Ce comportement est constitutif d'une faute et justifie de prononcer la résiliation du bail à compter du présent arrêt, la date du 26 juillet 2022 ne pouvant être retenue, alors que la demande n'avait pas encore été formée à cette date. L'expulsion de M. [U], ainsi que de tous occupants de son chef, sera ordonnée.
M. [U] sera condamné au paiement d'une indemnité d'occupation égale au montant du loyer et des charges, outre indexation.
La preuve n'est pas rapportée de l'existence d'un arriéré locatif, la dette de 300 euros incluant des frais de procédure qui n'ont pas à y figurer, et aucune réactualisation de dette postérieure au 25 novembre 2022 n'ayant été communiquée.
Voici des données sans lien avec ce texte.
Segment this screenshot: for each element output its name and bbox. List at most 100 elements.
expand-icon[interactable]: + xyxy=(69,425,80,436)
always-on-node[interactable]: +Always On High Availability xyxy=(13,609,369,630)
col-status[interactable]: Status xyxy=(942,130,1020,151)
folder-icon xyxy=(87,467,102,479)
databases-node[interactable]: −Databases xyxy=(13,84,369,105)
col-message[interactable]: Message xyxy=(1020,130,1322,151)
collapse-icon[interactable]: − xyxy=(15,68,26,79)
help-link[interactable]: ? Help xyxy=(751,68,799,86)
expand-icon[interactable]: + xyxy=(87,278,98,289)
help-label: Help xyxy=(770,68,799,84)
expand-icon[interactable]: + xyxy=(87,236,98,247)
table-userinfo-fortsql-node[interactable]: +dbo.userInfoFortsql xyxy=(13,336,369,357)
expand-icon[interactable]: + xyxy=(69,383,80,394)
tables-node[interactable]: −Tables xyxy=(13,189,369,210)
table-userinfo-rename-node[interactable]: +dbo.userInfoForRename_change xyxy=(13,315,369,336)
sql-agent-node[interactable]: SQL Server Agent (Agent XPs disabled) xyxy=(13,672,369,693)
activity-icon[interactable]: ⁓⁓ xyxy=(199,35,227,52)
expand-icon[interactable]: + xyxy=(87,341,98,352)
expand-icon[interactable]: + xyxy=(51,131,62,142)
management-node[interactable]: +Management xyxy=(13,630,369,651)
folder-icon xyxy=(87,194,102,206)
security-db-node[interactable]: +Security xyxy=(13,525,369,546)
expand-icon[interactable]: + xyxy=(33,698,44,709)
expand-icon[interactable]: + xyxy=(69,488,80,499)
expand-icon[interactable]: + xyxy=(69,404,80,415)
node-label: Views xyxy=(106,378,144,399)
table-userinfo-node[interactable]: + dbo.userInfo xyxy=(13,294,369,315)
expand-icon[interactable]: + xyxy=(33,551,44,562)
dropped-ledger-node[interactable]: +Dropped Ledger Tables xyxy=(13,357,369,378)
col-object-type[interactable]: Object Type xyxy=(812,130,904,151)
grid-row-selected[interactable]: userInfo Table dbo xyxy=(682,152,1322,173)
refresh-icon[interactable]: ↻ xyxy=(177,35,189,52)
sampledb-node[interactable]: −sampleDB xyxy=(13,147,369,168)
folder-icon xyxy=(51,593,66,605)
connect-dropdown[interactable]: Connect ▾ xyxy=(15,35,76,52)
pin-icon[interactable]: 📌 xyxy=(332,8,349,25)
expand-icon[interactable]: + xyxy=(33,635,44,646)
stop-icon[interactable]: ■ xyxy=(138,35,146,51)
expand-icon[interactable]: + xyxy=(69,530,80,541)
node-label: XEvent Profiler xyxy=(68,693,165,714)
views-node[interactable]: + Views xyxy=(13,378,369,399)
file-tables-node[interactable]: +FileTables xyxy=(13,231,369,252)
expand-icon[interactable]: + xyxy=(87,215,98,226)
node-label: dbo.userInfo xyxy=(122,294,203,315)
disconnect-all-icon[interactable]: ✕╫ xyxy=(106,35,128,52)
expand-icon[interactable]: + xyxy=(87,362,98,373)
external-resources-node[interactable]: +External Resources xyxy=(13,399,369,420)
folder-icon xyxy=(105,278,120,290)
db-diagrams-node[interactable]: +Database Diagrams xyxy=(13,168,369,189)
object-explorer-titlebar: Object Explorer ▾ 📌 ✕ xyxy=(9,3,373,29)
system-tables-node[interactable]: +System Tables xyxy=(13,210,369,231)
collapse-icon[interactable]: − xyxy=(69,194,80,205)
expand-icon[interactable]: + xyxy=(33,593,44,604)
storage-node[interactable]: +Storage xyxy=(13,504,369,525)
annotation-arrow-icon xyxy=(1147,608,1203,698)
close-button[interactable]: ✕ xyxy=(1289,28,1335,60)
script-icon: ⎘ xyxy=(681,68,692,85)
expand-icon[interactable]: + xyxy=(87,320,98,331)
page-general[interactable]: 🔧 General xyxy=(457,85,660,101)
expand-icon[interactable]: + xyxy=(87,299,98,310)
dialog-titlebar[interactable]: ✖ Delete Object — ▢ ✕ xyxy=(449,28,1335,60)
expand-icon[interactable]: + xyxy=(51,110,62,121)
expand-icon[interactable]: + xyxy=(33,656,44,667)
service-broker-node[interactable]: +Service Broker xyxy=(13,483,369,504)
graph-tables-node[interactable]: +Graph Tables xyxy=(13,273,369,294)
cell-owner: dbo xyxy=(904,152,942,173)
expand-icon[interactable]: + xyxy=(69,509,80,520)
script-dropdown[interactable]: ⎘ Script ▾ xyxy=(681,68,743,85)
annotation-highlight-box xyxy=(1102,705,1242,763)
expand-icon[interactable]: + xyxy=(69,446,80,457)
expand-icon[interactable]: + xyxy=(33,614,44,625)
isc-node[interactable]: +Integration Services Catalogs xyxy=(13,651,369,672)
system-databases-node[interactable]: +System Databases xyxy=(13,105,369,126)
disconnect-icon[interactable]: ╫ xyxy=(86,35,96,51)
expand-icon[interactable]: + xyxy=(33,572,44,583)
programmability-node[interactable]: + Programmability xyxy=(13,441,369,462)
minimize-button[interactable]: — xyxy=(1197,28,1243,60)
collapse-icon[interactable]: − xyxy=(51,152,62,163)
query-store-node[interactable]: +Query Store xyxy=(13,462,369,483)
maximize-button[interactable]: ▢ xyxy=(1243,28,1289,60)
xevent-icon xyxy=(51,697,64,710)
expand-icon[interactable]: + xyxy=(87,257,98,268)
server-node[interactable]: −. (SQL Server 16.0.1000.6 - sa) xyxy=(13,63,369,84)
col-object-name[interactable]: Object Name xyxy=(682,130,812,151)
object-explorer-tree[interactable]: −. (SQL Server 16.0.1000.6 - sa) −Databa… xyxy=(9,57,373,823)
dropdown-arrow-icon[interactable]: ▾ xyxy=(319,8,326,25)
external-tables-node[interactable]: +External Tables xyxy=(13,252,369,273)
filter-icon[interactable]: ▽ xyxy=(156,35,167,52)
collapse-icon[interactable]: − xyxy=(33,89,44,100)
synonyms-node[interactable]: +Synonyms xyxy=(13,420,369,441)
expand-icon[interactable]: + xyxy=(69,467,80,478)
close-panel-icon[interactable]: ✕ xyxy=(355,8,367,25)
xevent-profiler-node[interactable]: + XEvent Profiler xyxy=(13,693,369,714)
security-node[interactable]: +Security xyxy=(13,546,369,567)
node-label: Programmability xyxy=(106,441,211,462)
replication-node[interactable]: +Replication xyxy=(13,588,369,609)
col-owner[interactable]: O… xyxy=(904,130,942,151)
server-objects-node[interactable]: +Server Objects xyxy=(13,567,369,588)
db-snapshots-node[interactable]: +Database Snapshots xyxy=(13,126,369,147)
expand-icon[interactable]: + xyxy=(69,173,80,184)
M. [U] qui succombe à l'instance sera condamné aux dépens.
PAR CES MOTIFS,
La cour, statuant publiquement et par arrêt de défaut, après en avoir délibéré conformément à la loi:
Confirme le jugement déféré ;
Y ajoutant,
Prononce à compter du présent arrêt la résiliation du contrat de bail établi le 28 février 1984 pour le logement et le garage entre la SA IRA, aux droits de laquelle vient la société Immobilière Rhône-Alpes et M. [R] [U] ;
Prononce l'expulsion de M. [R] [U] ainsi que celle de tout occupant de son chef, si besoin avec l'assistance de la force publique, du logement et du garage situés [Adresse 4] à [Localité 3] ;
Condamne M. [R] [U] à une indemnité d'occupation mensuelle égale au montant du loyer mensuel en cours, outre charges, accessoires, et indexation conformément aux clauses du bail à compter du 10 septembre 2024 ;
Déboute la société Immobilière Rhône Alpes de ses demandes plus amples ou contraires ;
Condamne M.[U] aux dépens d'appel.
Prononcé par mise à disposition de l'arrêt au greffe de la cour, les parties en ayant été préalablement avisées dans les conditions prévues au deuxième alinéa de l'article 450 du code de procédure civile.
Arrêt signé par Mme Emmanuèle Cardona, présidente de la deuxième chambre civile et par Mme Caroline Bertolo, greffière, à laquelle la minute de la décision a été remise par le magistrat signataire.